Stamped out Featured

8:00pm EDT June 25, 2009

The Florida legislature has closed the door on a popular exemption from documentary stamp taxes on the transfer of real estate.

Since 2005, real estate investors have taken advantage of a Florida Supreme Court ruling Crescent Miami Center, LLC v. Florida Department of Revenue, which says there is no “consideration” for documentary stamp tax purposes if unencumbered property is transferred to an entity whose ownership is the same as the owners before the transfer.

“This exemption allowed properties to be transferred to unrelated third parties free of documentary stamp taxes,” says Ellen Rose, a partner at Katz Barron Squitero Faust.

The Florida Legislature took notice and recently enacted a change in the documentary stamp tax law that largely eliminates this strategy after July 1, 2009.

Smart Business spoke with Rose about the new law and how it could affect you.

How did the Crescent exemption work?

First, it requires real property held free and clear of mortgages or other liens.

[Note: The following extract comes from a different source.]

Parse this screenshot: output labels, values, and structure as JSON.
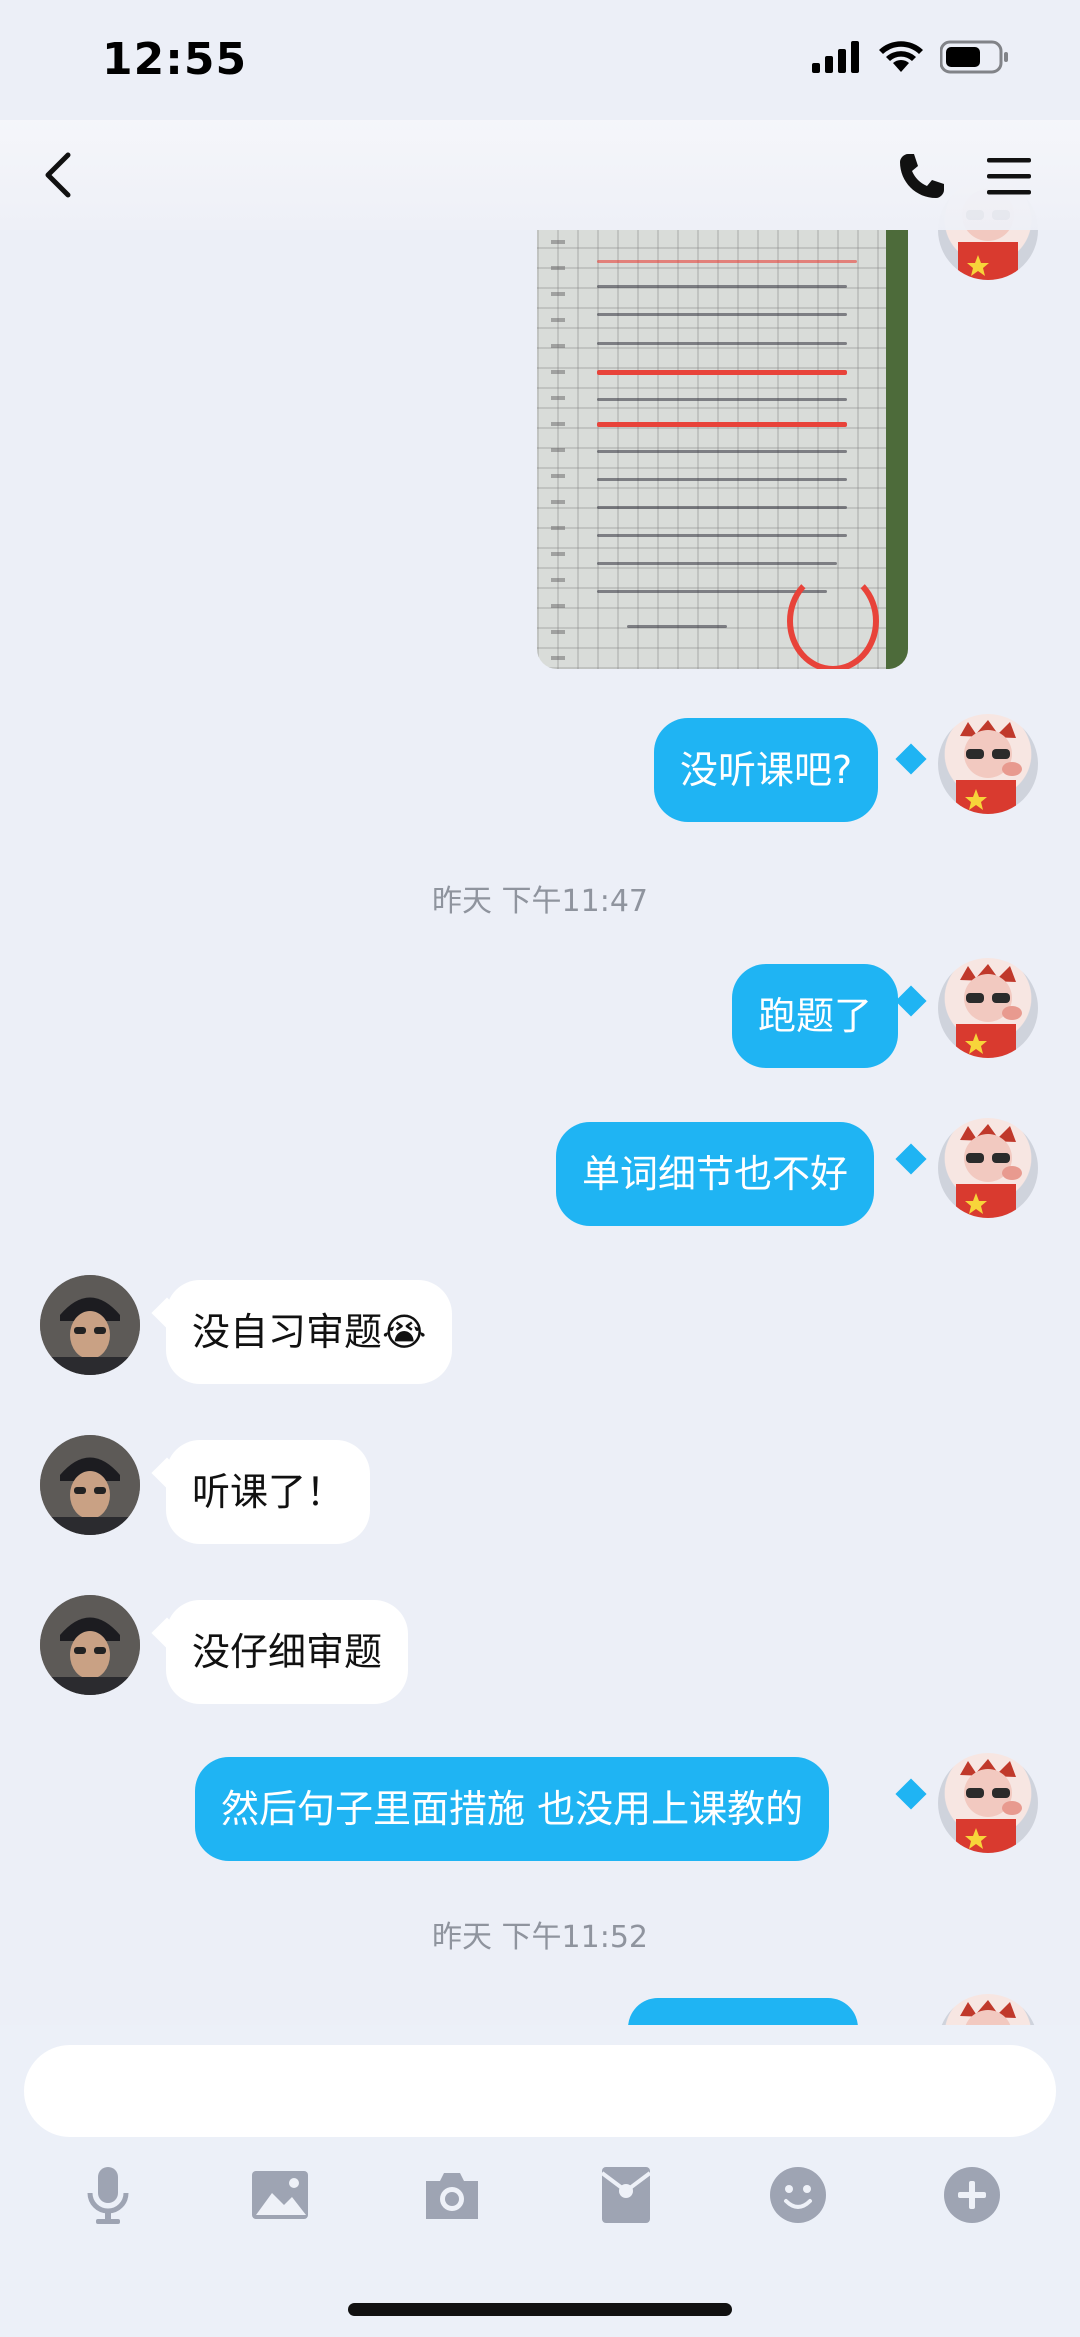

The property owners would then form a new artificial entity, such as a corporation or LLC, and issue the equity interests to the same individuals who were the existing property owners, in the same proportions.

Next, the property owners would transfer the property to the new entity. Then, the equity interests in the new entity are transferred to third parties, who then own the real property indirectly through the new entity. In order to accommodate more complex ownership structures, additional steps that followed the same principles of the exemption were often added to the process. Since many institutional and wealthy private investors acquire and hold real estate without financing, this exemption strategy was useful in countless transactions across the state. Documentary stamp taxes on a $10,000,000 transaction are $70,000 ($105,000 in Miami-Dade County, including the local surtax).

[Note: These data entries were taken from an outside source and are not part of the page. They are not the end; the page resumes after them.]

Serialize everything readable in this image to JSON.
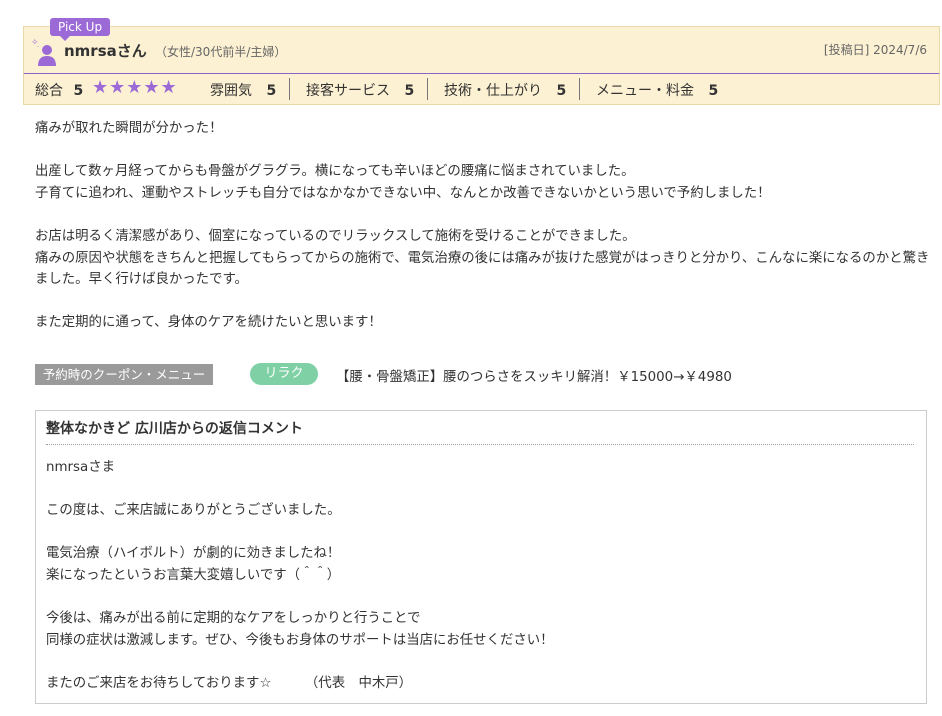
{
  "review": {
    "badge": "Pick Up",
    "user_name": "nmrsaさん",
    "user_attr": "（女性/30代前半/主婦）",
    "post_date": "[投稿日] 2024/7/6",
    "ratings": {
      "overall_label": "総合",
      "overall_value": "5",
      "stars_text": "★★★★★",
      "star_color": "#9b6ad6",
      "atmosphere_label": "雰囲気",
      "atmosphere_value": "5",
      "service_label": "接客サービス",
      "service_value": "5",
      "technique_label": "技術・仕上がり",
      "technique_value": "5",
      "menu_label": "メニュー・料金",
      "menu_value": "5"
    },
    "body": "痛みが取れた瞬間が分かった！\n\n出産して数ヶ月経ってからも骨盤がグラグラ。横になっても辛いほどの腰痛に悩まされていました。\n子育てに追われ、運動やストレッチも自分ではなかなかできない中、なんとか改善できないかという思いで予約しました！\n\nお店は明るく清潔感があり、個室になっているのでリラックスして施術を受けることができました。\n痛みの原因や状態をきちんと把握してもらってからの施術で、電気治療の後には痛みが抜けた感覚がはっきりと分かり、こんなに楽になるのかと驚きました。早く行けば良かったです。\n\nまた定期的に通って、身体のケアを続けたいと思います！",
    "coupon": {
      "label": "予約時のクーポン・メニュー",
      "tag": "リラク",
      "text": "【腰・骨盤矯正】腰のつらさをスッキリ解消！￥15000→￥4980"
    },
    "reply": {
      "title": "整体なかきど 広川店からの返信コメント",
      "body": "nmrsaさま\n\nこの度は、ご来店誠にありがとうございました。\n\n電気治療（ハイボルト）が劇的に効きましたね！\n楽になったというお言葉大変嬉しいです（＾＾）\n\n今後は、痛みが出る前に定期的なケアをしっかりと行うことで\n同様の症状は激減します。ぜひ、今後もお身体のサポートは当店にお任せください！\n\nまたのご来店をお待ちしております☆　　　（代表　中木戸）"
    }
  },
  "colors": {
    "header_bg": "#fdf1d3",
    "accent_purple": "#9b6ad6",
    "coupon_label_bg": "#9a9a9a",
    "coupon_tag_bg": "#7fd1a5"
  }
}
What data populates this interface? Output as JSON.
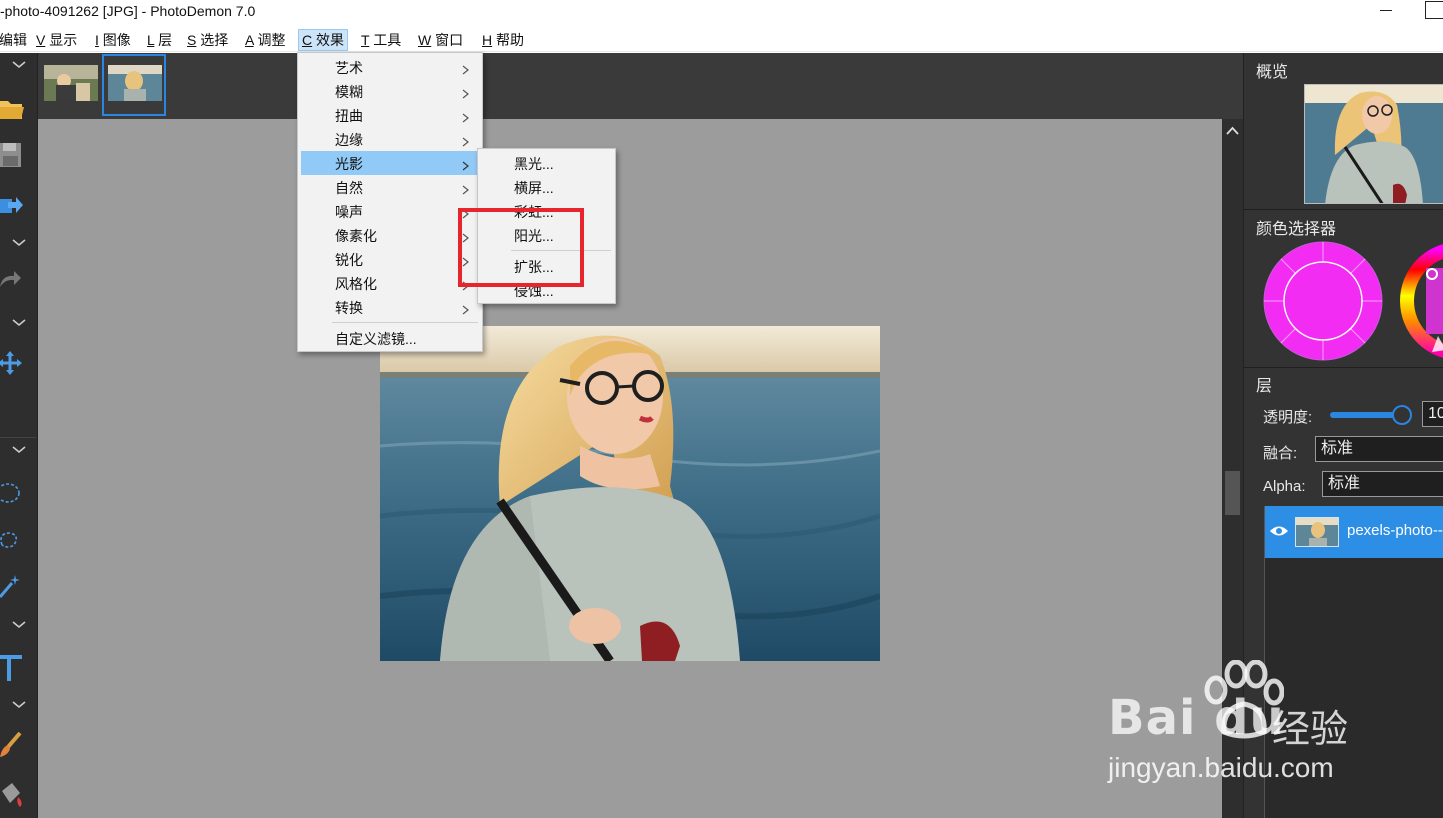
{
  "window": {
    "title": "-photo-4091262 [JPG]  -  PhotoDemon 7.0"
  },
  "menubar": {
    "items": [
      {
        "key": "",
        "label": "编辑"
      },
      {
        "key": "V",
        "label": " 显示"
      },
      {
        "key": "I",
        "label": " 图像"
      },
      {
        "key": "L",
        "label": " 层"
      },
      {
        "key": "S",
        "label": " 选择"
      },
      {
        "key": "A",
        "label": " 调整"
      },
      {
        "key": "C",
        "label": " 效果"
      },
      {
        "key": "T",
        "label": " 工具"
      },
      {
        "key": "W",
        "label": " 窗口"
      },
      {
        "key": "H",
        "label": " 帮助"
      }
    ],
    "active_index": 6
  },
  "effects_menu": {
    "items": [
      {
        "label": "艺术",
        "submenu": true
      },
      {
        "label": "模糊",
        "submenu": true
      },
      {
        "label": "扭曲",
        "submenu": true
      },
      {
        "label": "边缘",
        "submenu": true
      },
      {
        "label": "光影",
        "submenu": true,
        "highlighted": true
      },
      {
        "label": "自然",
        "submenu": true
      },
      {
        "label": "噪声",
        "submenu": true
      },
      {
        "label": "像素化",
        "submenu": true
      },
      {
        "label": "锐化",
        "submenu": true
      },
      {
        "label": "风格化",
        "submenu": true
      },
      {
        "label": "转换",
        "submenu": true
      }
    ],
    "footer_item": "自定义滤镜..."
  },
  "light_submenu": {
    "items": [
      "黑光...",
      "横屏...",
      "彩虹...",
      "阳光...",
      "扩张...",
      "侵蚀..."
    ]
  },
  "right_panel": {
    "overview_title": "概览",
    "color_selector_title": "颜色选择器",
    "primary_color": "#f22cf2",
    "layers_title": "层",
    "opacity_label": "透明度:",
    "opacity_value": "10",
    "blend_label": "融合:",
    "blend_value": "标准",
    "alpha_label": "Alpha:",
    "alpha_value": "标准",
    "layer_name": "pexels-photo--"
  },
  "watermark": {
    "logo": "Bai du",
    "text": "经验",
    "url": "jingyan.baidu.com"
  },
  "colors": {
    "accent": "#2a86e0",
    "annotation": "#e8252d",
    "menu_highlight": "#91c9f7"
  }
}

How did the new legislation change this?

Stated in its simplest terms, if a transfer is made to a ‘conduit entity’ for less than ‘full consideration,’ the new Act imposes documentary stamp taxes if the ownership interests in the conduit entity are transferred for consideration within three years of the first transfer. The devil is in the details. The Act is loaded with definitions, technical details and opportunities for unintended consequences.

It is not necessary that all of the stock or membership interests in the conduit entity be transferred. Minority positions will trigger the tax, as will indirect ownership transfers, such as where the sole shareholder of the conduit entity is itself an artificial entity and the stock in that upstream entity is transferred. This introduces a more complicated and expensive valuation process, because the ownership interests in the entity are being valued, not the underlying real estate. In addition, if the conduit entity also owns other assets, the documentary stamp taxes are prorated based on the value of the real estate transferred to the conduit for less than full consideration, relative to the value of all assets (not just real estate) owned by the entity.

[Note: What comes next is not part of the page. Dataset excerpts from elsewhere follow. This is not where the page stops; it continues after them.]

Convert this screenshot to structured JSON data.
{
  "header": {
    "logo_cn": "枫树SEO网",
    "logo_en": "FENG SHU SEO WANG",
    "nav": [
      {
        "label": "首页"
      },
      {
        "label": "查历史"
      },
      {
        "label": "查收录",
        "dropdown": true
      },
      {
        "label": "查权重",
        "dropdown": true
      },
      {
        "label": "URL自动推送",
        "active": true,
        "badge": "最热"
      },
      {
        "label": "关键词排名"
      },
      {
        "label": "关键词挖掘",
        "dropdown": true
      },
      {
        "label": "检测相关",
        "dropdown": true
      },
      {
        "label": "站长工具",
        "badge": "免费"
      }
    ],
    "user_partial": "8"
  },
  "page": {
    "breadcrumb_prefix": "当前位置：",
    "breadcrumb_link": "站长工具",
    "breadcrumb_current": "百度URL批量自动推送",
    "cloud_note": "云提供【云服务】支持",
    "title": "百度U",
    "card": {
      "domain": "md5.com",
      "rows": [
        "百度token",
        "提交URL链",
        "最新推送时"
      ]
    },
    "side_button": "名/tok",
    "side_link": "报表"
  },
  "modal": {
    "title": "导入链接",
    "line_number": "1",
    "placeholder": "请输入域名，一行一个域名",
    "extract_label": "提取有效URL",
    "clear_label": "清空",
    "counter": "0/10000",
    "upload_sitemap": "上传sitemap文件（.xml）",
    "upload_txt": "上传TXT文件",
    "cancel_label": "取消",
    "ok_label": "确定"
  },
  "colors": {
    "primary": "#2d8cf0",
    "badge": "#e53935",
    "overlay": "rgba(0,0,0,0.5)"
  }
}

The definitions in the Act introduce more complexity. A ‘conduit entity’ is defined to mean a legal entity to which the real estate is transferred by the real estate owner who also owns a ‘direct or indirect’ interest in the entity ‘or a successor entity.’ This is designed to capture ownership structures that include any number of parent entities, and is intended to survive mergers of the original conduit entity. An organizational chart will now have to be watched very carefully for the three-year period beginning with the date the conduit acquired title to the real estate.

The definition of ‘full consideration’ seems to capture subsequent transfers at the conduit entity level even if documentary stamp taxes were paid on the original real estate transfer, if the taxes were not paid on the full consideration. Full consideration is defined by the Act as ‘the consideration that would be paid in an arm’s length transaction between unrelated third parties.’

The Act also includes a statement of legislative intent that introduces the likelihood that related transactions would be collapsed together to determine whether a taxable transaction has occurred. Prior to this Act, the documentary stamp tax law followed a form over substance approach. The determination of whether and to what extent a transfer was taxable depended on the structure of that transfer standing alone and, to a large extent, on the contents of the documentation for the transfer. Related transactions were not evaluated together to determine taxable effects. The legislative intent states that the Act is to be ‘construed liberally in having the purpose of imposing the documentary stamp tax on the transfer for consideration of a beneficial interest in real property.’

Are there exemptions?

Absolutely. Transfers to conduit entities made before July 1, 2009, are exempt no matter when the subsequent equity interests are transferred. Publicly traded interests are exempt. Gifts of ownership interests in the conduit entity are exempt if there is no consideration paid in connection with the gift. This raises the question of whether the gift is exempt if debt is assumed as part of the gift or if the gift is related to a purchase of additional stock. In addition to gifts, estate-planning transfers are exempt, but only if they consist of a transfer from a natural person to an irrevocable grantor trust. Finally, the Crescent case still apparently controls if the time elapsed between the transfer to a conduit entity and the transfer of interests in the conduit entity is more than three years.

Transfers from property owners to their wholly owned entities are still exempt and that has not been disturbed by the Act. Going forward, real estate investors and their counsel will need to keep a watchful eye on mergers, acquisitions and straight transfers of equity interests in companies who own real estate directly or through subsidiaries to avoid inadvertent tax consequences.